兩兄弟在門前相視一眼,低着頭上前,他們的門主正坐在議事堂前。
謝子初看了自己哥哥一眼,面色顯得十分緊張,謝子源也掃了他一眼,一個眼神交換,兩人撲通一聲齊齊跪下。
謝子源沉聲道:“師傅,重雲上下都不見人影,谷外也沒找到,應是離開一段時間了。”
“師傅......弟子......弟子領罰!”謝子初支支吾吾的不敢擡頭,心中已經做好了受苦受刑的打算。
謝子源看了他一眼,又出言維護道:“師傅,此事我和子初都有過錯,若要責罰還請一起責罰。”
“罰什麼?”
預想的責罰還沒從喻景淮口中傳達,大殿裡間卻緩緩走出一道窈窕身影。
雲染掀開簾子便看到兄弟二人跪着領罰的樣子,她微微一愣,輕笑着端着茶盤上前。
“雲姑娘?”
謝子初驚訝的看着她走近,發現自己的師傅并沒有露出想象中的愠怒之色,卻是溫和的笑起來了。
“都說了這種事不必你去做。”
“那我還能做什麼?”雲染放下茶盤來到喻景淮身邊坐下,順帶掃了地上跪着的兩人一眼,對着喻景淮道,“你還不讓他們起來啊?”

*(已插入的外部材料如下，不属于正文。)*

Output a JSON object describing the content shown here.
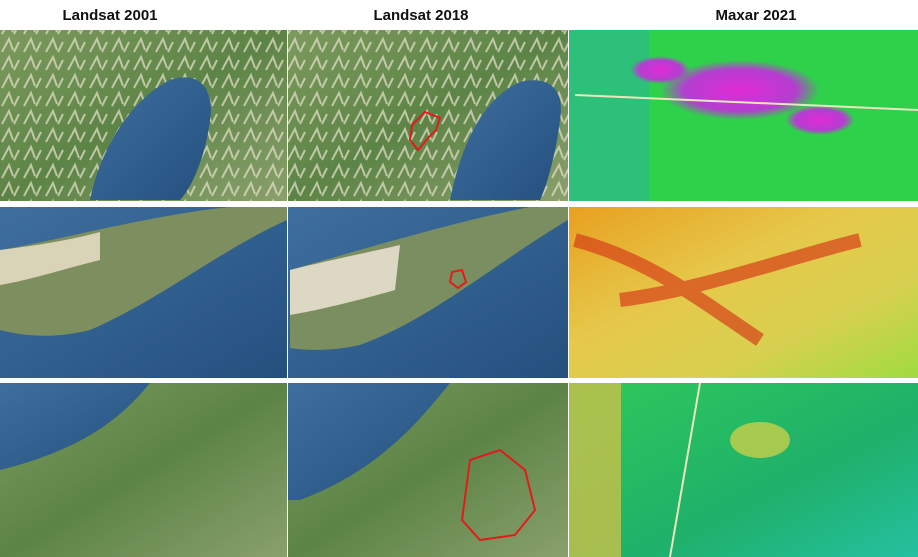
{
  "headers": [
    "Landsat 2001",
    "Landsat 2018",
    "Maxar 2021"
  ]
}
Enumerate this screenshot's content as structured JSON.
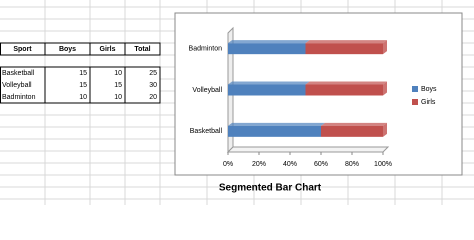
{
  "table": {
    "header": [
      "Sport",
      "Boys",
      "Girls",
      "Total"
    ],
    "rows": [
      [
        "Basketball",
        "15",
        "10",
        "25"
      ],
      [
        "Volleyball",
        "15",
        "15",
        "30"
      ],
      [
        "Badminton",
        "10",
        "10",
        "20"
      ]
    ]
  },
  "chart_data": {
    "type": "bar",
    "orientation": "horizontal",
    "stacked": true,
    "title": "Segmented Bar Chart",
    "categories": [
      "Basketball",
      "Volleyball",
      "Badminton"
    ],
    "series": [
      {
        "name": "Boys",
        "color": "#4f81bd",
        "values": [
          60,
          50,
          50
        ]
      },
      {
        "name": "Girls",
        "color": "#c0504d",
        "values": [
          40,
          50,
          50
        ]
      }
    ],
    "xlim": [
      0,
      100
    ],
    "xticks": [
      {
        "value": 0,
        "label": "0%"
      },
      {
        "value": 20,
        "label": "20%"
      },
      {
        "value": 40,
        "label": "40%"
      },
      {
        "value": 60,
        "label": "60%"
      },
      {
        "value": 80,
        "label": "80%"
      },
      {
        "value": 100,
        "label": "100%"
      }
    ],
    "legend": "right"
  }
}
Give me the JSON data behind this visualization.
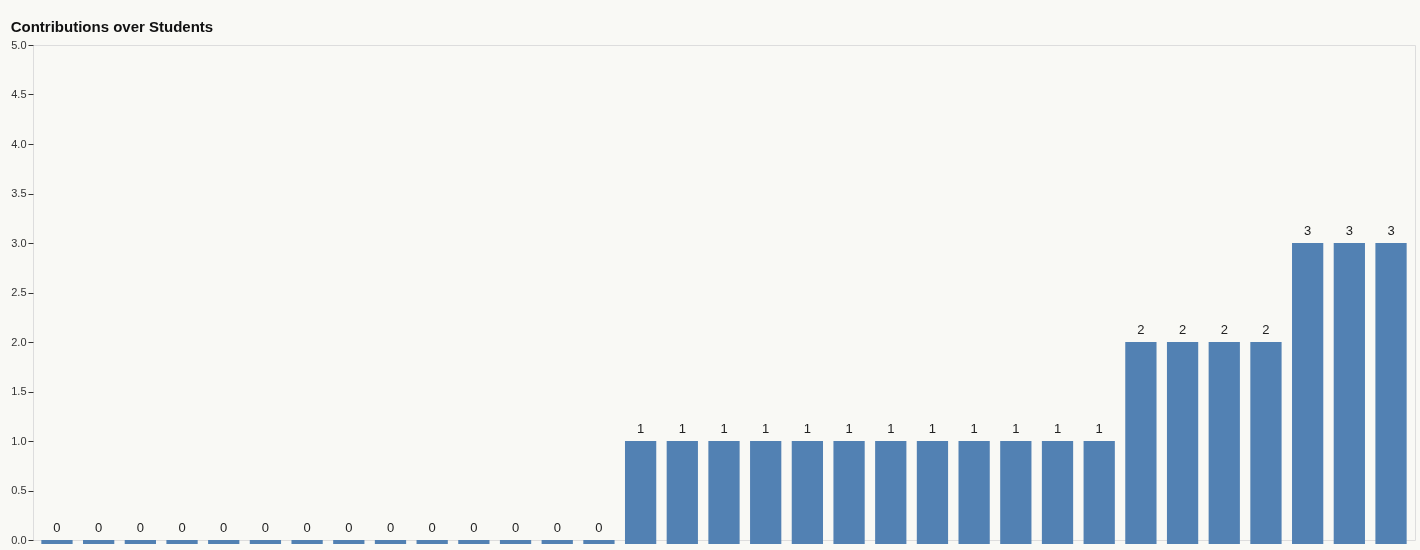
{
  "chart_data": {
    "type": "bar",
    "title": "Contributions over Students",
    "categories": [
      null,
      null,
      null,
      null,
      null,
      null,
      null,
      null,
      null,
      null,
      null,
      null,
      null,
      null,
      null,
      null,
      null,
      null,
      null,
      null,
      null,
      null,
      null,
      null,
      null,
      null,
      null,
      null,
      null,
      null,
      null,
      null,
      null
    ],
    "values": [
      0,
      0,
      0,
      0,
      0,
      0,
      0,
      0,
      0,
      0,
      0,
      0,
      0,
      0,
      1,
      1,
      1,
      1,
      1,
      1,
      1,
      1,
      1,
      1,
      1,
      1,
      2,
      2,
      2,
      2,
      3,
      3,
      3
    ],
    "color": "#5281b3",
    "ylim": [
      0,
      5
    ],
    "yticks": [
      {
        "value": 0,
        "label": "0.0"
      },
      {
        "value": 0.5,
        "label": "0.5"
      },
      {
        "value": 1,
        "label": "1.0"
      },
      {
        "value": 1.5,
        "label": "1.5"
      },
      {
        "value": 2,
        "label": "2.0"
      },
      {
        "value": 2.5,
        "label": "2.5"
      },
      {
        "value": 3,
        "label": "3.0"
      },
      {
        "value": 3.5,
        "label": "3.5"
      },
      {
        "value": 4,
        "label": "4.0"
      },
      {
        "value": 4.5,
        "label": "4.5"
      },
      {
        "value": 5,
        "label": "5.0"
      }
    ],
    "data_labels": true,
    "grid": false,
    "tick_labels": "y"
  }
}
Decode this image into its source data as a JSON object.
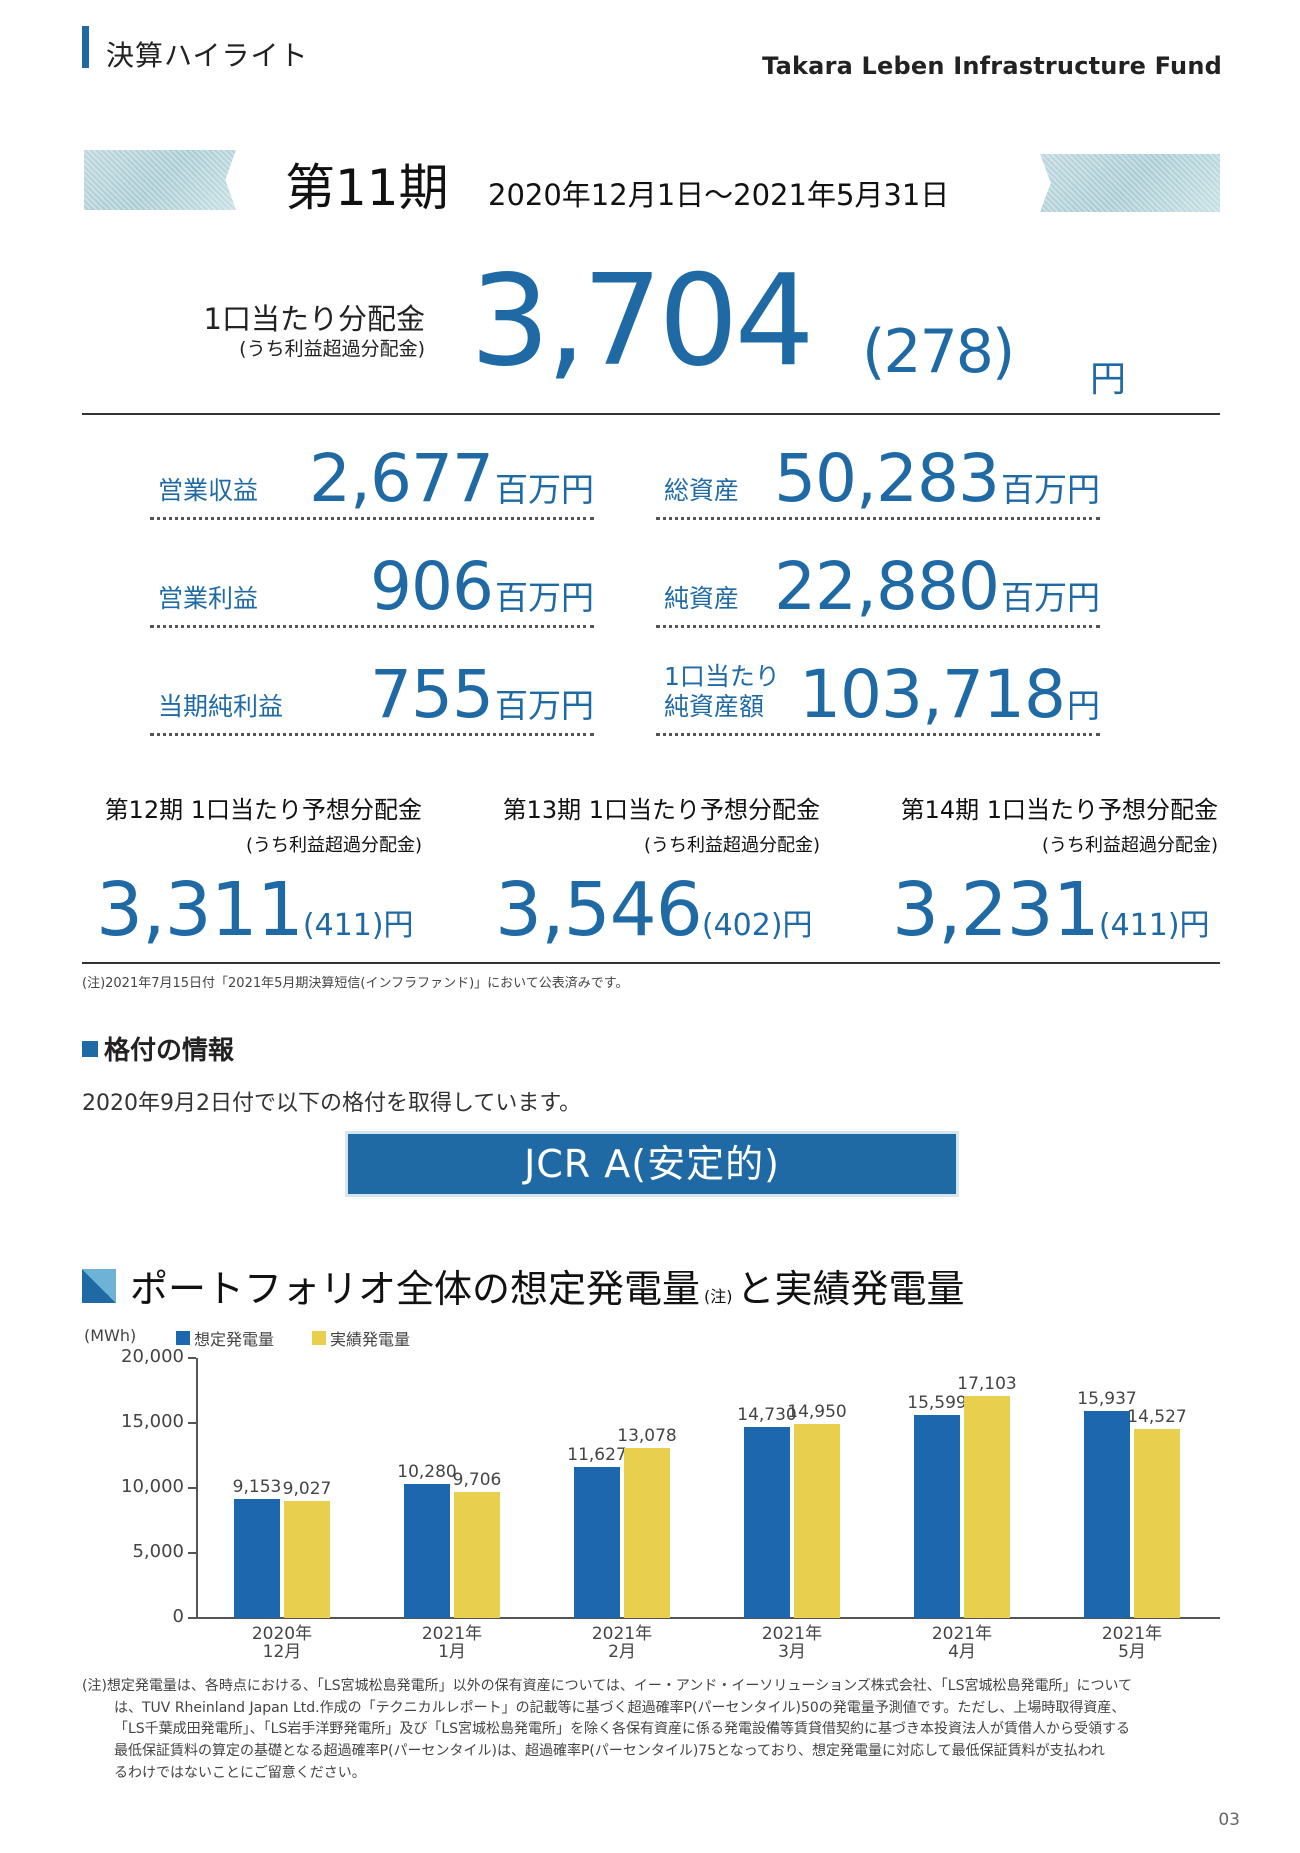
{
  "header": {
    "section_title": "決算ハイライト",
    "brand": "Takara Leben Infrastructure Fund"
  },
  "period": {
    "title": "第11期",
    "range": "2020年12月1日～2021年5月31日"
  },
  "distribution": {
    "label": "1口当たり分配金",
    "sub_label": "(うち利益超過分配金)",
    "value": "3,704",
    "excess": "(278)",
    "unit": "円"
  },
  "metrics": [
    {
      "label": "営業収益",
      "value": "2,677",
      "unit": "百万円"
    },
    {
      "label": "総資産",
      "value": "50,283",
      "unit": "百万円"
    },
    {
      "label": "営業利益",
      "value": "906",
      "unit": "百万円"
    },
    {
      "label": "純資産",
      "value": "22,880",
      "unit": "百万円"
    },
    {
      "label": "当期純利益",
      "value": "755",
      "unit": "百万円"
    },
    {
      "label": "1口当たり\n純資産額",
      "label_line1": "1口当たり",
      "label_line2": "純資産額",
      "value": "103,718",
      "unit": "円"
    }
  ],
  "forecasts": [
    {
      "title": "第12期 1口当たり予想分配金",
      "sub": "(うち利益超過分配金)",
      "value": "3,311",
      "excess": "(411)",
      "unit": "円"
    },
    {
      "title": "第13期 1口当たり予想分配金",
      "sub": "(うち利益超過分配金)",
      "value": "3,546",
      "excess": "(402)",
      "unit": "円"
    },
    {
      "title": "第14期 1口当たり予想分配金",
      "sub": "(うち利益超過分配金)",
      "value": "3,231",
      "excess": "(411)",
      "unit": "円"
    }
  ],
  "forecast_note": "(注)2021年7月15日付「2021年5月期決算短信(インフラファンド)」において公表済みです。",
  "rating": {
    "heading": "格付の情報",
    "description": "2020年9月2日付で以下の格付を取得しています。",
    "badge": "JCR A(安定的)"
  },
  "chart_section": {
    "title_part1": "ポートフォリオ全体の想定発電量",
    "title_note": "(注)",
    "title_part2": "と実績発電量",
    "colors": {
      "plan": "#1c67ad",
      "actual": "#e8cf4e"
    }
  },
  "chart_data": {
    "type": "bar",
    "title": "ポートフォリオ全体の想定発電量(注)と実績発電量",
    "ylabel": "(MWh)",
    "xlabel": "",
    "ylim": [
      0,
      20000
    ],
    "yticks": [
      "0",
      "5,000",
      "10,000",
      "15,000",
      "20,000"
    ],
    "categories": [
      "2020年 12月",
      "2021年 1月",
      "2021年 2月",
      "2021年 3月",
      "2021年 4月",
      "2021年 5月"
    ],
    "category_lines": [
      [
        "2020年",
        "12月"
      ],
      [
        "2021年",
        "1月"
      ],
      [
        "2021年",
        "2月"
      ],
      [
        "2021年",
        "3月"
      ],
      [
        "2021年",
        "4月"
      ],
      [
        "2021年",
        "5月"
      ]
    ],
    "series": [
      {
        "name": "想定発電量",
        "values": [
          9153,
          10280,
          11627,
          14730,
          15599,
          15937
        ],
        "labels": [
          "9,153",
          "10,280",
          "11,627",
          "14,730",
          "15,599",
          "15,937"
        ]
      },
      {
        "name": "実績発電量",
        "values": [
          9027,
          9706,
          13078,
          14950,
          17103,
          14527
        ],
        "labels": [
          "9,027",
          "9,706",
          "13,078",
          "14,950",
          "17,103",
          "14,527"
        ]
      }
    ],
    "legend_position": "top-left",
    "grid": false
  },
  "footnote": [
    "(注)想定発電量は、各時点における、「LS宮城松島発電所」以外の保有資産については、イー・アンド・イーソリューションズ株式会社、「LS宮城松島発電所」について",
    "は、TUV Rheinland Japan Ltd.作成の「テクニカルレポート」の記載等に基づく超過確率P(パーセンタイル)50の発電量予測値です。ただし、上場時取得資産、",
    "「LS千葉成田発電所」、「LS岩手洋野発電所」及び「LS宮城松島発電所」を除く各保有資産に係る発電設備等賃貸借契約に基づき本投資法人が賃借人から受領する",
    "最低保証賃料の算定の基礎となる超過確率P(パーセンタイル)は、超過確率P(パーセンタイル)75となっており、想定発電量に対応して最低保証賃料が支払われ",
    "るわけではないことにご留意ください。"
  ],
  "page_number": "03"
}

喻景淮歪頭笑道:“我可沒讓他們跪下,是他們一進門就在這裡認錯。”
雲染暗道,還不是你平日裡太兇了。
謝子初一愣,脫口道:“雲姑娘,你跟門主和好啦?你們——”
“子初。”謝子源一拉他衣袖,将他半邊身子重新拉的跪了下來。
謝子初瞬間老老實實的閉上嘴,一副不敢言語的樣子。
雲染在喻景淮身邊小聲耳語:“喻門主,你不發話他們不敢動的!”
喻景淮寵溺地看了她一眼,唇邊溢出的笑容讓謝子初感到陌生。似乎......似乎許久沒有見過了。